← All roles

Agentic AI Engineer

The generalist of the agentic stack. Owns the full path from prompt to production: tool design, retry logic, eval harnesses, latency budgets, cost ceilings. Equally fluent in API contracts and prompt design.

Indicative comp$180K – $260K base (US, senior)

Ranges are indicative US base salary at senior level. Actual offers depend on company stage, equity, and candidate strength.

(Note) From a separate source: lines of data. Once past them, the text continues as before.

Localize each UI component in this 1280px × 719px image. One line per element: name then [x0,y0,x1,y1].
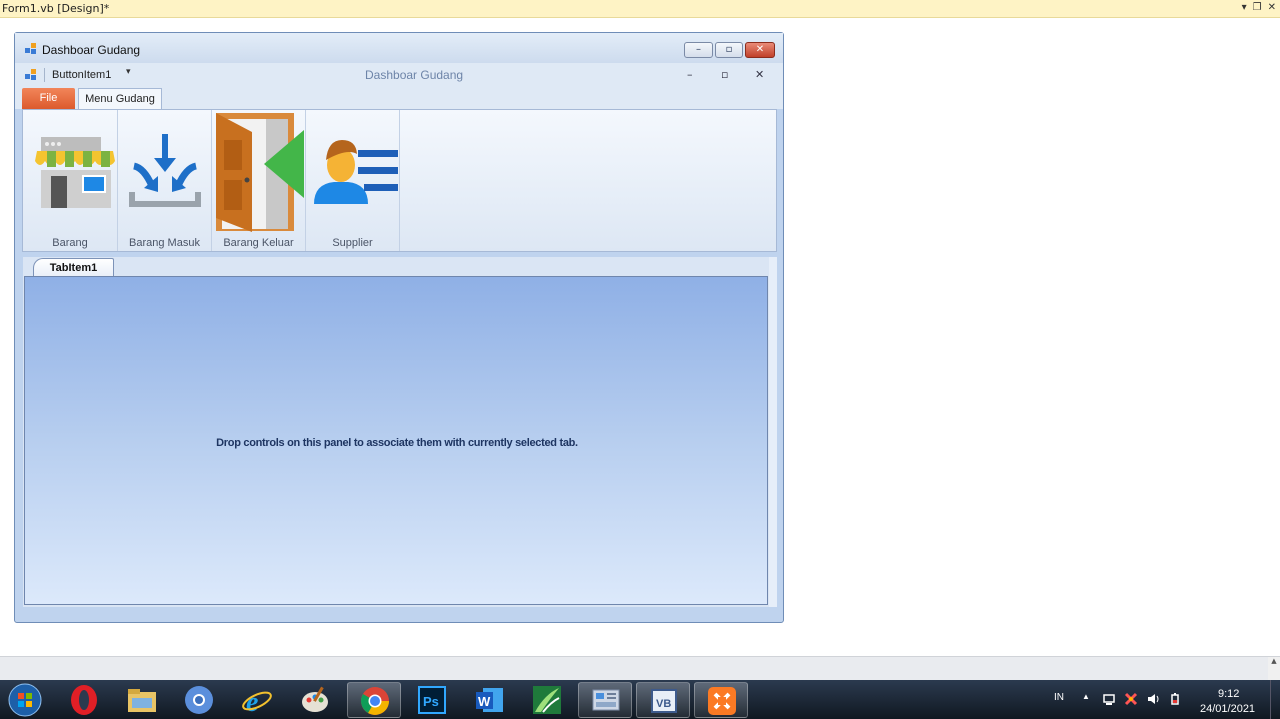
scroll-up-icon[interactable]: ▲ [1268,657,1280,681]
restore-icon[interactable]: ❐ [1253,2,1262,13]
ribbon-button-supplier[interactable]: Supplier [306,110,400,251]
panel-edge [769,257,777,607]
button-label: Barang Masuk [129,237,200,249]
svg-text:Ps: Ps [423,694,439,709]
ribbon-panel: Barang Barang Masuk Barang Keluar Suppli… [22,109,777,252]
tab-panel[interactable]: Drop controls on this panel to associate… [24,276,768,605]
mdi-close-button[interactable]: ✕ [755,68,764,81]
download-inbox-icon [129,134,201,207]
opera-icon[interactable] [57,682,111,718]
internet-explorer-icon[interactable]: e [230,682,284,718]
supplier-list-icon [314,140,398,204]
tab-item-1[interactable]: TabItem1 [33,258,114,277]
ribbon-button-barang-masuk[interactable]: Barang Masuk [118,110,212,251]
device-icon[interactable] [1102,692,1116,706]
xampp-icon[interactable] [694,682,748,718]
minimize-button[interactable]: – [684,42,713,58]
tab-control: TabItem1 Drop controls on this panel to … [23,257,777,607]
clock-date[interactable]: 24/01/2021 [1200,703,1255,715]
document-title: Form1.vb [Design]* [2,2,110,15]
file-explorer-icon[interactable] [115,682,169,718]
svg-text:e: e [246,687,258,716]
clock-time[interactable]: 9:12 [1218,688,1239,700]
mdi-restore-button[interactable]: ▫ [721,68,728,81]
dropdown-icon[interactable]: ▾ [1242,2,1247,13]
designer-bottom-strip: ▲ [0,656,1280,681]
show-hidden-icons-icon[interactable]: ▲ [1082,692,1090,701]
ribbon-tabs: File Menu Gudang [15,87,783,110]
exit-door-icon [216,113,304,232]
ribbon-button-barang-keluar[interactable]: Barang Keluar [212,110,306,251]
close-button[interactable]: ✕ [745,42,775,58]
mdi-minimize-button[interactable]: – [687,68,693,81]
paint-icon[interactable] [288,682,342,718]
designer-document-tab[interactable]: Form1.vb [Design]* ▾ ❐ ✕ [0,0,1280,18]
qat-button-item[interactable]: ButtonItem1 [52,69,111,81]
close-icon[interactable]: ✕ [1268,2,1276,13]
qat-customize-icon[interactable]: ▾ [126,67,131,77]
tab-menu-gudang[interactable]: Menu Gudang [78,88,162,110]
start-orb[interactable] [0,682,54,718]
svg-text:VB: VB [656,698,671,710]
language-indicator[interactable]: IN [1054,692,1064,703]
qat-separator [44,68,45,82]
photoshop-icon[interactable]: Ps [405,682,459,718]
power-icon[interactable] [1168,692,1182,706]
word-icon[interactable]: W [462,682,516,718]
ribbon-button-barang[interactable]: Barang [23,110,118,251]
document-tab-controls: ▾ ❐ ✕ [1242,2,1276,13]
maximize-button[interactable]: ▫ [715,42,743,58]
app-icon [25,43,37,55]
show-desktop-button[interactable] [1270,680,1280,719]
button-label: Barang [52,237,88,249]
network-warning-icon[interactable] [1124,692,1138,706]
taskbar: e Ps W VB IN ▲ 9:12 24/01/2021 [0,680,1280,719]
visual-basic-icon[interactable]: VB [636,682,690,718]
volume-icon[interactable] [1146,692,1160,706]
form-title: Dashboar Gudang [42,43,141,57]
chromium-icon[interactable] [172,682,226,718]
control-panel-icon[interactable] [578,682,632,718]
form-window: Dashboar Gudang – ▫ ✕ ButtonItem1 ▾ Dash… [14,32,784,623]
corel-icon[interactable] [520,682,574,718]
store-icon [35,137,115,208]
system-tray: IN ▲ 9:12 24/01/2021 [1040,680,1280,719]
quick-access-toolbar: ButtonItem1 ▾ Dashboar Gudang – ▫ ✕ [15,63,783,87]
chrome-icon[interactable] [347,682,401,718]
tab-file[interactable]: File [22,88,75,109]
ribbon-app-icon[interactable] [25,69,37,81]
button-label: Barang Keluar [223,237,294,249]
svg-text:W: W [478,694,491,709]
ribbon-title: Dashboar Gudang [365,68,464,82]
form-titlebar[interactable]: Dashboar Gudang – ▫ ✕ [15,33,783,63]
button-label: Supplier [332,237,373,249]
designer-hint: Drop controls on this panel to associate… [216,437,578,449]
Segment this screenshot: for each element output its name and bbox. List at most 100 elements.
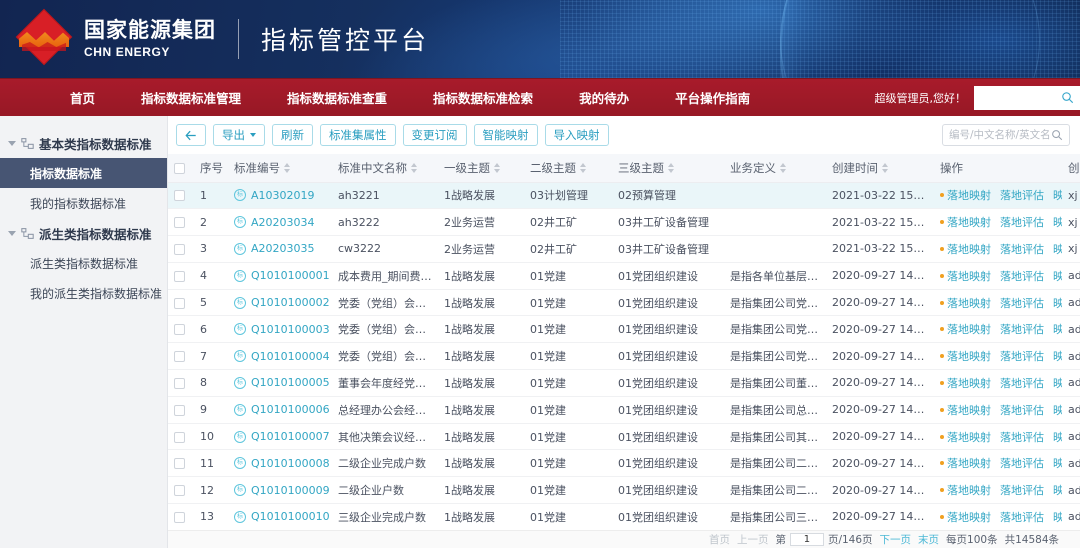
smart-mapping-button[interactable]: 智能映射 (473, 124, 538, 146)
cell-select[interactable] (168, 315, 194, 344)
standard-set-properties-button[interactable]: 标准集属性 (320, 124, 396, 146)
back-button[interactable] (176, 124, 206, 146)
op-link-2[interactable]: 映射推荐 (1053, 214, 1062, 230)
refresh-button[interactable]: 刷新 (272, 124, 313, 146)
standard-code-link[interactable]: Q1010100001 (251, 269, 330, 282)
sort-icon[interactable] (494, 163, 500, 173)
table-row[interactable]: 10 标 Q1010100007 其他决策会议经党委... 1战略发展 01党建 01党团组… (168, 423, 1080, 451)
row-checkbox[interactable] (174, 243, 185, 255)
op-link-2[interactable]: 映射推荐 (1053, 509, 1062, 525)
op-link-2[interactable]: 映射推荐 (1053, 455, 1062, 471)
standard-code-link[interactable]: A20203035 (251, 242, 315, 255)
cell-standard-code[interactable]: 标 Q1010100002 (228, 289, 332, 317)
table-row[interactable]: 11 标 Q1010100008 二级企业完成户数 1战略发展 01党建 01党团组织建设是… (168, 449, 1080, 478)
th-topic-level-1[interactable]: 一级主题 (438, 154, 524, 183)
table-row[interactable]: 6 标 Q1010100003 党委（党组）会审议... 1战略发展 01党建 01党团组织… (168, 315, 1080, 344)
op-link-0[interactable]: 落地映射 (947, 375, 991, 391)
op-link-0[interactable]: 落地映射 (947, 187, 991, 203)
nav-item-my-todo[interactable]: 我的待办 (579, 88, 629, 107)
op-link-0[interactable]: 落地映射 (947, 402, 991, 418)
op-link-1[interactable]: 落地评估 (1000, 214, 1044, 230)
table-row[interactable]: 1 标 A10302019 ah3221 1战略发展 03计划管理 02预算管理 2021-0… (168, 182, 1080, 210)
op-link-2[interactable]: 映射推荐 (1053, 375, 1062, 391)
cell-standard-code[interactable]: 标 Q1010100008 (228, 449, 332, 478)
standard-code-link[interactable]: A10302019 (251, 189, 315, 202)
standard-code-link[interactable]: Q1010100008 (251, 457, 330, 470)
cell-operations[interactable]: 落地映射落地评估映射推荐 (934, 423, 1062, 451)
cell-select[interactable] (168, 396, 194, 424)
select-all-checkbox[interactable] (174, 162, 185, 174)
nav-item-standard-management[interactable]: 指标数据标准管理 (141, 88, 241, 107)
op-link-0[interactable]: 落地映射 (947, 268, 991, 284)
op-link-0[interactable]: 落地映射 (947, 241, 991, 257)
th-topic-level-3[interactable]: 三级主题 (612, 154, 724, 183)
pagination-last[interactable]: 末页 (918, 532, 939, 547)
cell-operations[interactable]: 落地映射落地评估映射推荐 (934, 503, 1062, 530)
table-row[interactable]: 3 标 A20203035 cw3222 2业务运营 02井工矿 03井工矿设备管理 2021… (168, 235, 1080, 263)
sidebar-group-derived-standards[interactable]: 派生类指标数据标准 (0, 218, 167, 248)
op-link-1[interactable]: 落地评估 (1000, 321, 1044, 337)
nav-item-home[interactable]: 首页 (70, 88, 95, 107)
cell-operations[interactable]: 落地映射落地评估映射推荐 (934, 342, 1062, 371)
row-checkbox[interactable] (174, 458, 185, 470)
sort-icon[interactable] (668, 163, 674, 173)
row-checkbox[interactable] (174, 217, 185, 229)
op-link-2[interactable]: 映射推荐 (1053, 429, 1062, 445)
sort-icon[interactable] (284, 163, 290, 173)
op-link-1[interactable]: 落地评估 (1000, 402, 1044, 418)
cell-select[interactable] (168, 208, 194, 237)
op-link-2[interactable]: 映射推荐 (1053, 321, 1062, 337)
th-business-definition[interactable]: 业务定义 (724, 154, 826, 183)
row-checkbox[interactable] (174, 270, 185, 282)
op-link-1[interactable]: 落地评估 (1000, 187, 1044, 203)
cell-operations[interactable]: 落地映射落地评估映射推荐 (934, 369, 1062, 397)
cell-standard-code[interactable]: 标 A20203034 (228, 208, 332, 237)
th-standard-code[interactable]: 标准编号 (228, 154, 332, 183)
cell-operations[interactable]: 落地映射落地评估映射推荐 (934, 235, 1062, 263)
row-checkbox[interactable] (174, 351, 185, 363)
cell-standard-code[interactable]: 标 Q1010100007 (228, 423, 332, 451)
standard-code-link[interactable]: Q1010100009 (251, 484, 330, 497)
cell-operations[interactable]: 落地映射落地评估映射推荐 (934, 289, 1062, 317)
standard-code-link[interactable]: Q1010100006 (251, 403, 330, 416)
cell-operations[interactable]: 落地映射落地评估映射推荐 (934, 449, 1062, 478)
op-link-0[interactable]: 落地映射 (947, 321, 991, 337)
change-subscription-button[interactable]: 变更订阅 (402, 124, 467, 146)
cell-select[interactable] (168, 342, 194, 371)
th-topic-level-2[interactable]: 二级主题 (524, 154, 612, 183)
sidebar-item-indicator-data-standard[interactable]: 指标数据标准 (0, 158, 167, 188)
th-select-all[interactable] (168, 154, 194, 183)
table-row[interactable]: 13 标 Q1010100010 三级企业完成户数 1战略发展 01党建 01党团组织建设是… (168, 503, 1080, 530)
op-link-1[interactable]: 落地评估 (1000, 429, 1044, 445)
table-row[interactable]: 7 标 Q1010100004 党委（党组）会前置... 1战略发展 01党建 01党团组织… (168, 342, 1080, 371)
sort-icon[interactable] (411, 163, 417, 173)
global-search-box[interactable] (974, 85, 1080, 110)
search-input[interactable] (949, 129, 1051, 141)
cell-standard-code[interactable]: 标 Q1010100003 (228, 315, 332, 344)
cell-standard-code[interactable]: 标 Q1010100001 (228, 262, 332, 290)
table-row[interactable]: 8 标 Q1010100005 董事会年度经党委会... 1战略发展 01党建 01党团组织… (168, 369, 1080, 397)
cell-standard-code[interactable]: 标 A10302019 (228, 182, 332, 210)
standard-code-link[interactable]: Q1010100004 (251, 350, 330, 363)
sidebar-item-derived-data-standard[interactable]: 派生类指标数据标准 (0, 248, 167, 278)
cell-standard-code[interactable]: 标 Q1010100004 (228, 342, 332, 371)
cell-standard-code[interactable]: 标 Q1010100005 (228, 369, 332, 397)
cell-standard-code[interactable]: 标 Q1010100010 (228, 503, 332, 530)
op-link-2[interactable]: 映射推荐 (1053, 482, 1062, 498)
sort-icon[interactable] (882, 163, 888, 173)
cell-select[interactable] (168, 289, 194, 317)
cell-operations[interactable]: 落地映射落地评估映射推荐 (934, 182, 1062, 210)
nav-item-standard-search[interactable]: 指标数据标准检索 (433, 88, 533, 107)
sort-icon[interactable] (780, 163, 786, 173)
op-link-0[interactable]: 落地映射 (947, 214, 991, 230)
th-standard-name-cn[interactable]: 标准中文名称 (332, 154, 438, 183)
op-link-1[interactable]: 落地评估 (1000, 241, 1044, 257)
cell-select[interactable] (168, 476, 194, 505)
op-link-1[interactable]: 落地评估 (1000, 455, 1044, 471)
sidebar-item-my-derived-data-standard[interactable]: 我的派生类指标数据标准 (0, 278, 167, 308)
search-icon[interactable] (1051, 129, 1063, 141)
row-checkbox[interactable] (174, 190, 185, 202)
table-search-box[interactable] (942, 124, 1070, 146)
cell-operations[interactable]: 落地映射落地评估映射推荐 (934, 315, 1062, 344)
standard-code-link[interactable]: Q1010100007 (251, 430, 330, 443)
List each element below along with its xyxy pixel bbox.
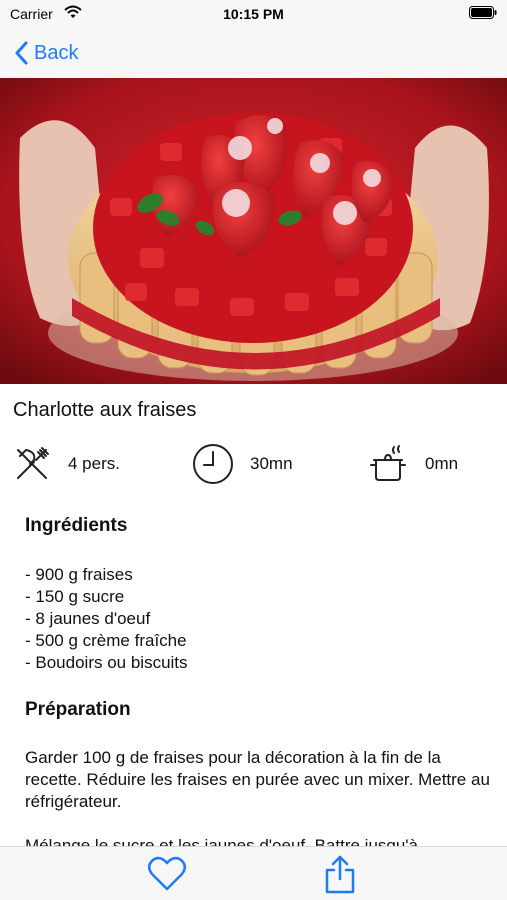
status-time: 10:15 PM xyxy=(223,6,284,22)
share-icon xyxy=(325,855,355,894)
chevron-left-icon xyxy=(15,41,28,65)
share-button[interactable] xyxy=(318,853,362,895)
bottom-toolbar xyxy=(0,846,507,900)
ingredient-item: - 150 g sucre xyxy=(25,587,125,606)
ingredients-list: - 900 g fraises - 150 g sucre - 8 jaunes… xyxy=(25,564,188,674)
ingredient-item: - 8 jaunes d'oeuf xyxy=(25,609,151,628)
recipe-photo xyxy=(0,78,507,384)
recipe-meta-row: 4 pers. 30mn 0mn xyxy=(0,440,507,488)
status-bar: Carrier 10:15 PM xyxy=(0,0,507,28)
fork-knife-icon xyxy=(17,447,49,479)
clock-icon xyxy=(193,444,233,484)
servings-value: 4 pers. xyxy=(68,454,120,473)
cook-time-value: 0mn xyxy=(425,454,459,473)
cooking-pot-icon xyxy=(370,445,406,481)
preparation-heading: Préparation xyxy=(25,699,131,720)
heart-icon xyxy=(148,856,186,891)
favorite-button[interactable] xyxy=(145,853,189,895)
prep-time-info: 30mn xyxy=(192,440,293,488)
ingredient-item: - Boudoirs ou biscuits xyxy=(25,653,188,672)
back-button[interactable]: Back xyxy=(14,36,78,70)
ingredient-item: - 500 g crème fraîche xyxy=(25,631,187,650)
ingredient-item: - 900 g fraises xyxy=(25,565,133,584)
prep-time-value: 30mn xyxy=(250,454,293,473)
battery-icon xyxy=(469,6,497,19)
ingredients-heading: Ingrédients xyxy=(25,515,128,536)
recipe-title: Charlotte aux fraises xyxy=(13,399,197,421)
navigation-bar: Back xyxy=(0,28,507,78)
strawberry-charlotte-image xyxy=(0,78,507,384)
cook-time-info: 0mn xyxy=(367,440,458,488)
back-label: Back xyxy=(34,41,79,64)
servings-info: 4 pers. xyxy=(12,440,120,488)
preparation-paragraph: Garder 100 g de fraises pour la décorati… xyxy=(25,748,490,811)
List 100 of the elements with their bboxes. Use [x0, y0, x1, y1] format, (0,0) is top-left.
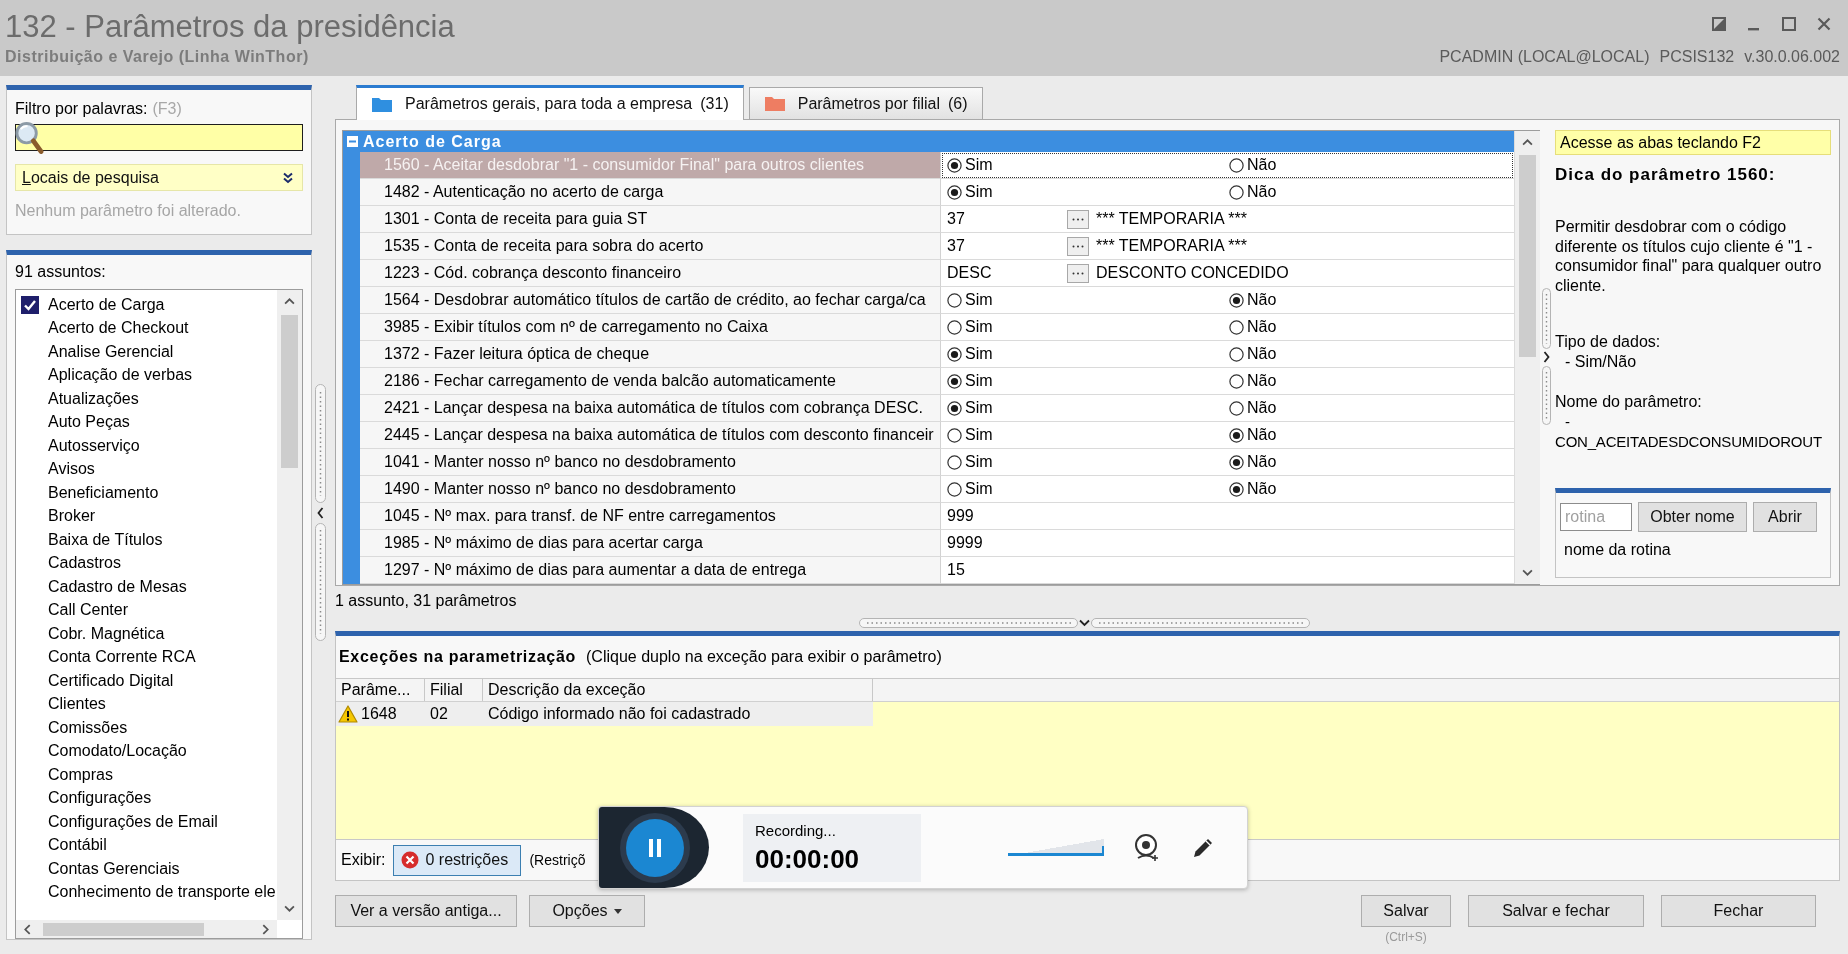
footer-button[interactable]: Salvar: [1361, 895, 1451, 927]
radio-option[interactable]: Não: [1229, 345, 1277, 363]
radio-option[interactable]: Sim: [947, 156, 993, 174]
subject-item[interactable]: Configurações: [16, 786, 277, 810]
scroll-right-icon[interactable]: [262, 923, 269, 935]
radio-option[interactable]: Não: [1229, 399, 1277, 417]
subject-item[interactable]: Avisos: [16, 457, 277, 481]
splitter-handle[interactable]: [859, 618, 1310, 628]
footer-button[interactable]: Salvar e fechar: [1468, 895, 1644, 927]
subject-item[interactable]: Broker: [16, 504, 277, 528]
scroll-up-icon[interactable]: [1522, 139, 1533, 146]
radio-option[interactable]: Sim: [947, 399, 993, 417]
radio-option[interactable]: Sim: [947, 345, 993, 363]
radio-icon[interactable]: [947, 454, 962, 470]
radio-icon[interactable]: [947, 427, 962, 443]
checkbox-checked-icon[interactable]: [21, 295, 39, 314]
open-button[interactable]: Abrir: [1753, 502, 1817, 532]
radio-option[interactable]: Sim: [947, 480, 993, 498]
radio-icon[interactable]: [947, 346, 962, 362]
radio-icon[interactable]: [1229, 184, 1244, 200]
radio-icon[interactable]: [1229, 481, 1244, 497]
subject-item[interactable]: Clientes: [16, 692, 277, 716]
parameter-name[interactable]: 1372 - Fazer leitura óptica de cheque: [360, 341, 941, 368]
scroll-down-icon[interactable]: [1522, 569, 1533, 576]
radio-icon[interactable]: [947, 184, 962, 200]
radio-icon[interactable]: [1229, 157, 1244, 173]
radio-icon[interactable]: [1229, 427, 1244, 443]
radio-icon[interactable]: [1229, 346, 1244, 362]
close-icon[interactable]: [1817, 17, 1831, 31]
half-filled-square-icon[interactable]: [1712, 17, 1726, 31]
radio-icon[interactable]: [947, 400, 962, 416]
maximize-icon[interactable]: [1782, 17, 1796, 31]
subject-item[interactable]: Conta Corrente RCA: [16, 645, 277, 669]
restrictions-button[interactable]: 0 restrições: [393, 844, 522, 876]
routine-field[interactable]: rotina: [1560, 503, 1632, 531]
radio-icon[interactable]: [1229, 373, 1244, 389]
subject-item[interactable]: Cobr. Magnética: [16, 622, 277, 646]
tab[interactable]: Parâmetros por filial (6): [748, 87, 983, 119]
parameter-name[interactable]: 1297 - Nº máximo de dias para aumentar a data de entrega: [360, 557, 941, 584]
radio-option[interactable]: Não: [1229, 426, 1277, 444]
subject-item[interactable]: Auto Peças: [16, 410, 277, 434]
subject-item[interactable]: Cadastros: [16, 551, 277, 575]
parameter-name[interactable]: 1482 - Autenticação no acerto de carga: [360, 179, 941, 206]
scroll-up-icon[interactable]: [284, 298, 295, 305]
radio-option[interactable]: Não: [1229, 156, 1277, 174]
volume-fill[interactable]: [1008, 846, 1104, 856]
subject-item[interactable]: Atualizações: [16, 387, 277, 411]
radio-option[interactable]: Sim: [947, 291, 993, 309]
scrollbar-thumb[interactable]: [281, 315, 298, 468]
radio-icon[interactable]: [1229, 292, 1244, 308]
lookup-button[interactable]: [1067, 209, 1089, 229]
radio-option[interactable]: Sim: [947, 372, 993, 390]
scrollbar-thumb[interactable]: [1519, 155, 1536, 357]
subject-item[interactable]: Analise Gerencial: [16, 340, 277, 364]
parameter-name[interactable]: 1041 - Manter nosso nº banco no desdobramento: [360, 449, 941, 476]
old-version-button[interactable]: Ver a versão antiga...: [335, 895, 517, 927]
radio-option[interactable]: Sim: [947, 453, 993, 471]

What this role actually owns

  • Design and ship multi-step agent loops with tool use, memory, and graceful failure modes.
  • Own evals — define golden sets, write graders, run regression checks before every release.
  • Tune system prompts against measurable rubrics, not vibes.
  • Own the cost and latency profile of agent runs in production.
  • Partner with PM and design on what the agent surfaces, hides, and asks for.

What we screen for

  • 5+ years software engineering, 1+ year shipping production LLM features.
  • Has run an agent in production — not just notebooks. Can talk concretely about a failure mode they fixed.
  • Comfortable with streaming, tool use, and structured output APIs.
  • Strong opinions about evals; can describe a grader they wrote.
  • Bonus: open-source contributions to LangGraph, Inspect, BAML, or similar.

Sample job description

A starting point you can paste into your ATS and adjust. The exact wording matters less than the rubric — the bullets above are what we'll calibrate against during search.

Agentic AI Engineer

Builds production agents end-to-end — tool use, memory, evals, and the unglamorous reliability work in between.

You'll own:

  • Design and ship multi-step agent loops with tool use, memory, and graceful failure modes.
  • Own evals — define golden sets, write graders, run regression checks before every release.
  • Tune system prompts against measurable rubrics, not vibes.
  • Own the cost and latency profile of agent runs in production.

We're looking for:

  • 5+ years software engineering, 1+ year shipping production LLM features.
  • Has run an agent in production — not just notebooks. Can talk concretely about a failure mode they fixed.
  • Comfortable with streaming, tool use, and structured output APIs.
  • Strong opinions about evals; can describe a grader they wrote.
  • Bonus: open-source contributions to LangGraph, Inspect, BAML, or similar.